A new report jointly produced by the U.N. Assistance Mission in Afghanistan (UNAMA) and UNICEF says violence-related activities last year killed 31 health workers and personnel associated with the education sector, wounded another 58 while 115 were abducted. The figures marked a sharp increase over incidents documented in 2014.
“The report’s findings are deeply troubling. It is simply unacceptable for teachers, doctors and nurses to be subjected to violence or threats, and for schools and medical facilities to be misused or attacked,” a statement released in Kabul quoted UNAMA chief Nicholas Haysom as saying.
Haysom called on all parties to take measures to protect education and health services in Afghanistan.
The U.N. released its report as fighting has intensified across Afghanistan and reports say Afghan security forces have occupied schools in Helmand province to use them as bases against the resurgent Taliban.
The majority of the 257 incidents documented in 2015 were comprised of threats and intimidation, including death threats, assaults of health and education personnel, forced closures of schools, letters prohibiting school attendance - particularly against girls - extortion and other harmful acts, the report noted.

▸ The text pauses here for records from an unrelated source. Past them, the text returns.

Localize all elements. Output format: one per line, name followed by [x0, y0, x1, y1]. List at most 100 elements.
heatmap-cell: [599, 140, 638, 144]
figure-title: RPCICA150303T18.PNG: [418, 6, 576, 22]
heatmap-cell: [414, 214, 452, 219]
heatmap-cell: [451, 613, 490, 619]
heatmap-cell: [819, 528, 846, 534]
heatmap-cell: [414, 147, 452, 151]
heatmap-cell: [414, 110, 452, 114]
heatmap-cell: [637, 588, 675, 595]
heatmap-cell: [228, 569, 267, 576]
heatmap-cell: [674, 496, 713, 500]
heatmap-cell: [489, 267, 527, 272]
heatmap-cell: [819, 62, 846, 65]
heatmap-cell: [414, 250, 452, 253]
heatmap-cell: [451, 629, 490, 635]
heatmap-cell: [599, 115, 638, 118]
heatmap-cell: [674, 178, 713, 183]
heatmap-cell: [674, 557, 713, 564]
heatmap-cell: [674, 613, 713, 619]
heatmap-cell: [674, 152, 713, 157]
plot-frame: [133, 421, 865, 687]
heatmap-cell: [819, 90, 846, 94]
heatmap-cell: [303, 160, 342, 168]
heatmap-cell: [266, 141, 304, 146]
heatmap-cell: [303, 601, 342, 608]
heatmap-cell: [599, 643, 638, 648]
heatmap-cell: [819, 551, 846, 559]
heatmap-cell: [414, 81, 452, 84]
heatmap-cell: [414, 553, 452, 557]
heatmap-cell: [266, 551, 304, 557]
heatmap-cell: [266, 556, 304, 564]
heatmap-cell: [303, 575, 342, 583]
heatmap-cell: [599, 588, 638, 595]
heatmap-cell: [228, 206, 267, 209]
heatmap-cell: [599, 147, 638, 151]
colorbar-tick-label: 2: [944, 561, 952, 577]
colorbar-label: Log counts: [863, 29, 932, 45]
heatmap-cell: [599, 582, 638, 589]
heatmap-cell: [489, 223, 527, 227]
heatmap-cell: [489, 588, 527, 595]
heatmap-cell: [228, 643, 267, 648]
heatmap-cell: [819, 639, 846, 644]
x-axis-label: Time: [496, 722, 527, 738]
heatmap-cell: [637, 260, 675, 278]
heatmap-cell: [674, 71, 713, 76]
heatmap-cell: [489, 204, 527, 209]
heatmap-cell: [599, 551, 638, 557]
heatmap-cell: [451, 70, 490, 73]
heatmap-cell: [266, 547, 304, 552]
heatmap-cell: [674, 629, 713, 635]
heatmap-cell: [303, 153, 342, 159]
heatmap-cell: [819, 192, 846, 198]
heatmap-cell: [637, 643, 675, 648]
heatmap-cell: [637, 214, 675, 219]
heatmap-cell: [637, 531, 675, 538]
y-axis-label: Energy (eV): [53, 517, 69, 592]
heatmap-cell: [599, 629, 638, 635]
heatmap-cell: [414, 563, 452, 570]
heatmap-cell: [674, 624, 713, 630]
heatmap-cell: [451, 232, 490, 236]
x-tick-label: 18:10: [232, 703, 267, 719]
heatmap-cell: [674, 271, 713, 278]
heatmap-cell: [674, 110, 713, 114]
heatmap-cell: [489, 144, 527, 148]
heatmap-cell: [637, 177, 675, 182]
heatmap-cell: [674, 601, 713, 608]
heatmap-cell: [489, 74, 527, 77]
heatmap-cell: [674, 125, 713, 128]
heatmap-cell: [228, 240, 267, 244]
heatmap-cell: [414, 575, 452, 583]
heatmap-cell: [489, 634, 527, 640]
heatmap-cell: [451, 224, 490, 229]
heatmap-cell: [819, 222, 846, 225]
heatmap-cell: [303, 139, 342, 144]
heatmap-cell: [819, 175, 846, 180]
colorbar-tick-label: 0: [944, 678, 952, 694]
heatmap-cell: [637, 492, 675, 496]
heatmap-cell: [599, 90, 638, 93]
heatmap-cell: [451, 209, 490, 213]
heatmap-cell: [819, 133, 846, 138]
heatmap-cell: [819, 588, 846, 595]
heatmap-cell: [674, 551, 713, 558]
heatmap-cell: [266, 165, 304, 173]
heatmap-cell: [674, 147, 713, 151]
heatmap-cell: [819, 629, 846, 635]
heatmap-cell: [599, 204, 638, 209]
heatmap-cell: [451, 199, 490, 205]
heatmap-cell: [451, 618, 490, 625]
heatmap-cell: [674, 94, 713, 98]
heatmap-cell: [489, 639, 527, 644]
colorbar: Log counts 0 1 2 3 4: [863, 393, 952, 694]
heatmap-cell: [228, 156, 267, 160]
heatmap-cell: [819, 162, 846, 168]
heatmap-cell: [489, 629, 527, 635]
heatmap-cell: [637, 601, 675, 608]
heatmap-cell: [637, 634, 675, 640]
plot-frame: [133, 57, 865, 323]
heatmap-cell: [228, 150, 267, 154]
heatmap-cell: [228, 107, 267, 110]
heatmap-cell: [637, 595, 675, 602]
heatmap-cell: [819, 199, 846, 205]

It also documented incidents of improvised explosive devices detonated near schools and clinics, killing and wounding health care and education personnel.
“In 2015 children increasingly struggled to access health and education services in Afghanistan due to insecurity and conflict-related violence, further exacerbated by high levels of chronic poverty throughout the country,” said Akhil Iyer, UNICEF representative in Afghanistan.
The U.N. report says conflict-related violence resulted in the partial or complete closure of more than 369 schools in 2015, affecting nearly 140,000 students and 600 teachers across Afghanistan.
It also noted attacks, threats and explicit prohibitions imposed to restrict girls’ education in the war-hit country.
“Efforts must be redoubled to enable children - particularly girls - free and safe access to medical services and education, said Danielle Bell, UNAMA human rights director.
On Sunday, UNAMA said children were almost one-third of the nearly 2,000 civilian casualties caused by the Afghan conflict in the first three months of 2016.